-Shape and structure of the cannabis flower – how well-connected are the calyxes of the flowers.
-Vibrancy of the flower’s color. This is a good indicator that the flower was grown properly, that it was fed the right nutrients, that it was well maintained throughout its growth cycle and that it was flushed properly.
-Health and color of the trichomes. This helps to determine if the flower was harvested at the right time.
-Additionally, this aids in determining if the effect is going to be more energizing or more sedative.
-Physical quality of the edible and what kind of edible – brownies, cakes, candies, cookies, tinctures and even pills or caps. Different patients require various delivery methods of medication.
-How susceptible the type of edible is to mold and spoiling. Certain types of edibles will have a shorter shelf life or require various methods of storage. For example, a cake will need to be refrigerated or possibly frozen whereas lozenges, hard candies or even honey can be stored at room temperature.
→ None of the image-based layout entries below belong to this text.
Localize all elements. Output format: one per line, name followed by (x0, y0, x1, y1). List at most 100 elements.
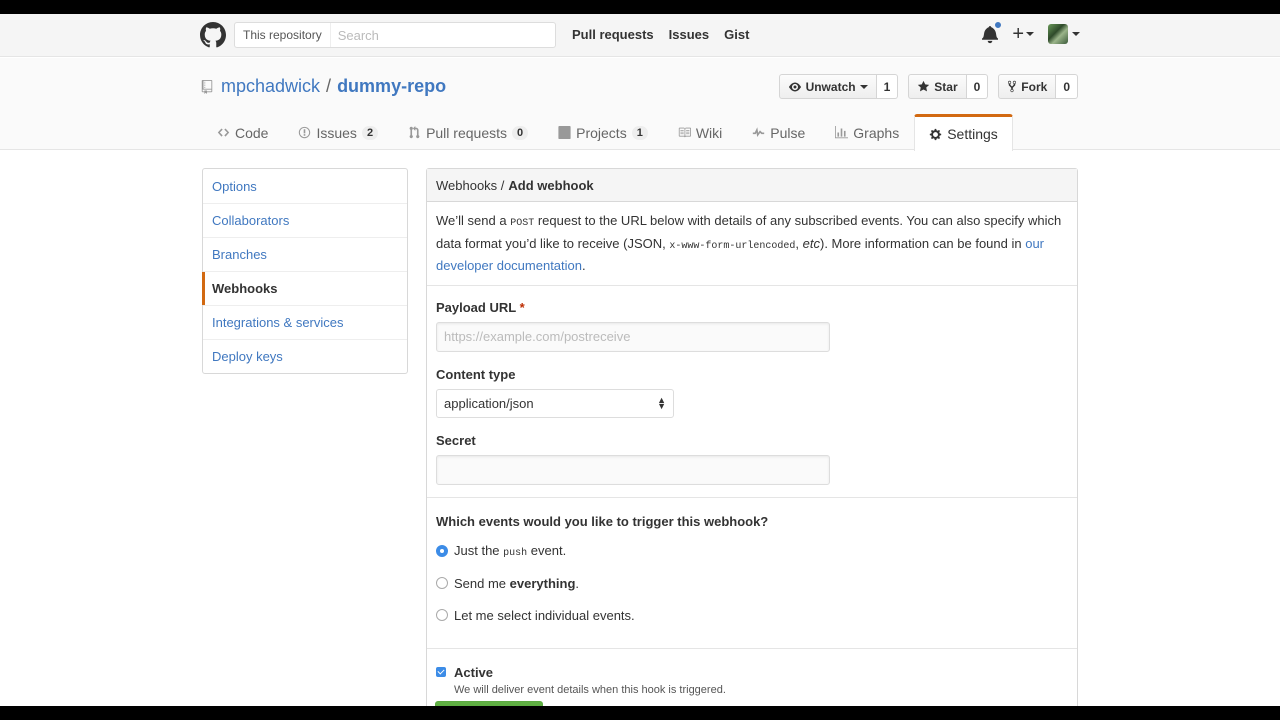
intro-part: We’ll send a (436, 213, 511, 228)
menu-item-options[interactable]: Options (203, 169, 407, 203)
nav-issues[interactable]: Issues (669, 27, 709, 42)
stars-count[interactable]: 0 (966, 74, 989, 99)
repo-title: mpchadwick / dummy-repo (201, 76, 446, 97)
events-section: Which events would you like to trigger t… (427, 498, 1077, 649)
tab-wiki[interactable]: Wiki (663, 114, 737, 150)
radio-push[interactable] (436, 545, 448, 557)
tab-wiki-label: Wiki (695, 124, 723, 141)
unwatch-button[interactable]: Unwatch (778, 74, 877, 99)
repo-tabs: Code Issues 2 Pull requests 0 Projects 1… (202, 114, 1013, 151)
tab-issues-count: 2 (361, 125, 379, 140)
tab-projects[interactable]: Projects 1 (543, 114, 663, 150)
star-label: Star (934, 79, 958, 94)
tab-code[interactable]: Code (202, 114, 283, 150)
breadcrumb: Webhooks / Add webhook (427, 169, 1077, 202)
menu-item-integrations[interactable]: Integrations & services (203, 305, 407, 339)
payload-url-label: Payload URL * (436, 300, 1068, 315)
intro-etc: etc (802, 235, 820, 251)
active-checkbox[interactable] (436, 667, 446, 677)
repo-separator: / (326, 76, 332, 96)
select-arrows-icon: ▲ ▼ (657, 395, 666, 411)
tab-projects-count: 1 (631, 125, 648, 140)
label-part: Send me (454, 575, 510, 591)
notifications-bell-icon[interactable] (982, 21, 1003, 44)
pull-request-icon (409, 126, 420, 139)
payload-url-field: Payload URL * (436, 300, 1068, 352)
watchers-count[interactable]: 1 (876, 74, 899, 99)
push-code: push (503, 548, 528, 559)
label-bold: everything (509, 575, 576, 591)
issue-icon (299, 126, 311, 139)
chevron-down-icon (859, 84, 868, 89)
chevron-down-icon (1026, 32, 1034, 36)
secret-label: Secret (436, 432, 476, 448)
content-type-field: Content type application/json ▲ ▼ (436, 367, 1068, 418)
content-type-label: Content type (436, 366, 516, 382)
create-new-dropdown[interactable]: + (1012, 24, 1034, 44)
top-black-bar (0, 0, 1280, 14)
repo-owner-link[interactable]: mpchadwick (221, 76, 320, 97)
secret-field: Secret (436, 433, 1068, 485)
book-icon (678, 127, 691, 138)
pulse-icon (753, 127, 765, 138)
tab-code-label: Code (235, 124, 269, 141)
active-checkbox-row[interactable]: Active (436, 665, 1068, 680)
star-group: Star 0 (908, 74, 989, 99)
event-option-everything[interactable]: Send me everything. (436, 574, 1068, 593)
avatar (1048, 24, 1068, 44)
event-option-push-label: Just the push event. (454, 543, 566, 559)
event-option-individual[interactable]: Let me select individual events. (436, 606, 1068, 625)
tab-issues-label: Issues (316, 124, 357, 141)
intro-text: We’ll send a POST request to the URL bel… (427, 202, 1077, 286)
unread-dot (994, 21, 1003, 29)
github-logo-icon[interactable] (200, 22, 226, 48)
repo-actions: Unwatch 1 Star 0 Fork 0 (778, 74, 1078, 99)
settings-menu: Options Collaborators Branches Webhooks … (202, 168, 408, 374)
secret-input[interactable] (436, 454, 830, 485)
tab-pulse-label: Pulse (770, 124, 806, 141)
content-type-select[interactable]: application/json ▲ ▼ (436, 388, 674, 418)
tab-settings[interactable]: Settings (914, 114, 1013, 151)
intro-part: . (582, 258, 586, 273)
project-icon (558, 126, 571, 139)
user-menu-dropdown[interactable] (1048, 24, 1080, 44)
tab-pull-requests-count: 0 (512, 125, 529, 140)
payload-url-input[interactable] (436, 321, 830, 352)
active-label: Active (454, 664, 494, 680)
tab-graphs[interactable]: Graphs (820, 114, 914, 150)
intro-part: ). More information can be found in (819, 235, 1026, 251)
code-icon (217, 128, 230, 137)
tab-settings-label: Settings (947, 126, 998, 142)
fork-button[interactable]: Fork (998, 74, 1057, 99)
star-button[interactable]: Star (908, 74, 967, 99)
add-webhook-box: Webhooks / Add webhook We’ll send a POST… (426, 168, 1078, 720)
tab-projects-label: Projects (576, 124, 627, 141)
menu-item-collaborators[interactable]: Collaborators (203, 203, 407, 237)
forks-count[interactable]: 0 (1056, 74, 1078, 99)
header-right: + (982, 21, 1080, 44)
payload-url-label-text: Payload URL (436, 299, 516, 315)
intro-form-code: x-www-form-urlencoded (669, 240, 796, 252)
radio-individual[interactable] (436, 609, 448, 621)
tab-pulse[interactable]: Pulse (737, 114, 820, 150)
tab-pull-requests[interactable]: Pull requests 0 (393, 114, 543, 150)
radio-everything[interactable] (436, 577, 448, 589)
event-option-push[interactable]: Just the push event. (436, 542, 1068, 561)
event-option-everything-label: Send me everything. (454, 576, 579, 591)
menu-item-deploy-keys[interactable]: Deploy keys (203, 339, 407, 373)
content-type-value: application/json (444, 395, 534, 411)
tab-issues[interactable]: Issues 2 (283, 114, 393, 150)
label-part: Just the (454, 543, 504, 558)
events-question: Which events would you like to trigger t… (436, 513, 769, 529)
menu-item-branches[interactable]: Branches (203, 237, 407, 271)
menu-item-webhooks[interactable]: Webhooks (202, 271, 407, 305)
nav-pull-requests[interactable]: Pull requests (572, 27, 654, 42)
search-scope-label: This repository (235, 23, 331, 47)
search-input[interactable] (330, 27, 555, 43)
nav-gist[interactable]: Gist (724, 27, 749, 42)
active-note: We will deliver event details when this … (454, 683, 726, 696)
intro-part: , (795, 235, 803, 251)
breadcrumb-webhooks[interactable]: Webhooks / (436, 178, 504, 193)
tab-pull-requests-label: Pull requests (426, 124, 507, 141)
repo-name-link[interactable]: dummy-repo (337, 76, 446, 97)
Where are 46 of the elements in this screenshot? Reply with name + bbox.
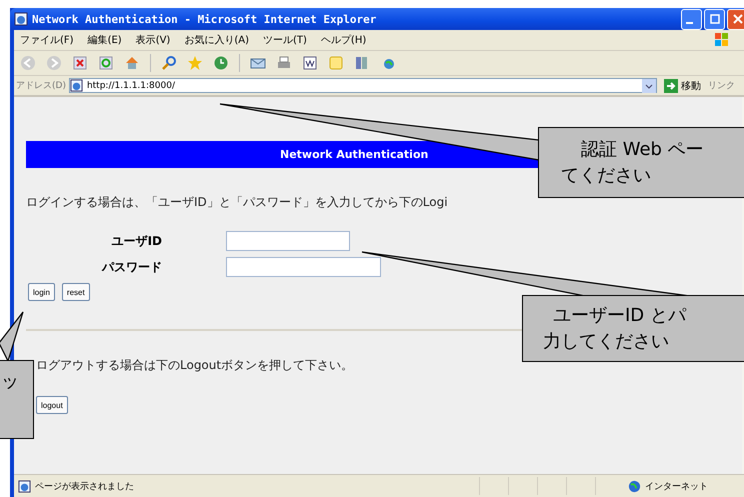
menu-item[interactable]: 編集(E) bbox=[88, 33, 122, 47]
menu-item[interactable]: お気に入り(A) bbox=[184, 33, 249, 47]
page-icon bbox=[18, 480, 31, 492]
windows-flag-icon bbox=[714, 32, 730, 48]
stop-icon[interactable] bbox=[72, 55, 88, 71]
printer-icon[interactable] bbox=[276, 55, 292, 71]
field-label: ユーザID bbox=[110, 232, 163, 250]
star-icon[interactable] bbox=[187, 55, 203, 71]
maximize-button[interactable] bbox=[704, 8, 725, 30]
dropdown-icon[interactable] bbox=[642, 78, 656, 92]
callout-note: ユーザーID とパ 力してください bbox=[522, 295, 744, 362]
field-label: パスワード bbox=[100, 258, 163, 276]
book-icon[interactable] bbox=[354, 55, 370, 71]
callout-note: 認証 Web ペー てください bbox=[538, 127, 744, 198]
arrow-icon bbox=[664, 78, 678, 92]
reset-button[interactable]: reset bbox=[62, 283, 90, 301]
globe-icon bbox=[628, 480, 641, 492]
minimize-button[interactable] bbox=[681, 8, 702, 30]
logout-instruction: ログアウトする場合は下のLogoutボタンを押して下さい。 bbox=[36, 357, 354, 374]
menu-item[interactable]: ヘルプ(H) bbox=[320, 33, 366, 47]
logout-button[interactable]: logout bbox=[36, 396, 68, 414]
status-message: ページが表示されました bbox=[35, 480, 135, 492]
password-field[interactable] bbox=[226, 257, 381, 277]
links-label[interactable]: リンク bbox=[708, 79, 735, 92]
close-icon bbox=[732, 14, 742, 24]
maximize-icon bbox=[710, 14, 720, 24]
home-icon[interactable] bbox=[124, 55, 140, 71]
search-icon[interactable] bbox=[161, 55, 177, 71]
page-icon bbox=[70, 79, 83, 92]
refresh-icon[interactable] bbox=[98, 55, 114, 71]
window-title: Network Authentication - Microsoft Internet Explorer bbox=[32, 12, 376, 26]
login-instruction: ログインする場合は、「ユーザID」と「パスワード」を入力してから下のLogi bbox=[26, 194, 448, 211]
address-label: アドレス(D) bbox=[16, 80, 66, 92]
go-button[interactable]: 移動 bbox=[660, 78, 705, 92]
user-id-field[interactable] bbox=[226, 231, 350, 251]
menu-item[interactable]: ファイル(F) bbox=[20, 33, 74, 47]
login-button[interactable]: login bbox=[28, 283, 55, 301]
zone-label: インターネット bbox=[645, 480, 709, 492]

-Proper packaging with state compliant dosing, ingredients, expiration dates and safety warnings. It is very important to know the ingredients and their quality as some patients may have allergies or may have specific dietary needs.
-Freshness, signs of mold or spoiling.
SMELL & TASTE INSPECTION
-Strength and complexity of the smell; this is determined by the strength and presence of medically valuable terpenoids.
-How the aromas of a specified strain compare to others in the same strain family. Since there are different phenotypes of the same cannabis strain, it is important to determine how each sample compares to a standard representation of that strain.
-How smooth the smoke is – this indicates how well the cannabis was flushed and cured by the grower.
-How full the flavor of the smoke is and how it compares to other cannabis medicine within the same strain family. The flavor also indicates how terpene rich the medicine is.
-Duration and quality of the therapeutic effect.
-The color of the ash; how clean it is also indicates how well the cannabis was flushed and cured.
-Smoothness of vaporization on the nail or vapor pen – clean vaporization is a good initial indicator that the concentrates does not contain poisonous residual solvents. However, extensive residual solvent lab analysis is required to confirm this.
-Quality of experience and therapeutic effect – this is an initial indicator of potency, and contributes to our understanding of which ailments may be alleviated by the medicine: e.g., sleep disorders, pain, anxiety, depression, lethargy.
Why It’s Important to Test Your Medicine
Ingesting pesticides can be harmful, even in small doses. Think about it; pesticides are meant to destroy the brains of bugs. Is that something you want to put in your body? Although many cannabis cultivators use organic products to deter pests, others use toxic pesticides. This goes against everything cannabis is about. Cannabis is being recognized as a safer, gentler alternative to pharmaceutical drugs – it’s non-addictive, non-toxic, and can even help the body fight illness. Why fight disease with dirty medicine? Healthy living is better achieved using clean medicine. And we are committed to providing our patients with the safest medicine available.
Momentum is Building
The FDA has not yet seen fit to determine safe levels for insecticides or fungicides in cannabis. But momentum is building in the cannabis community for higher safety standards. More patients want to know their cannabis is lab-tested. Other states are instituting regulations that require cannabis medicine pass pesticide testing at “None Detectable” levels. The good news for us is that the labs in California have shown that they have the ability to detect much smaller amounts of residual pesticides, and hence guarantee even safer medicine for our patients.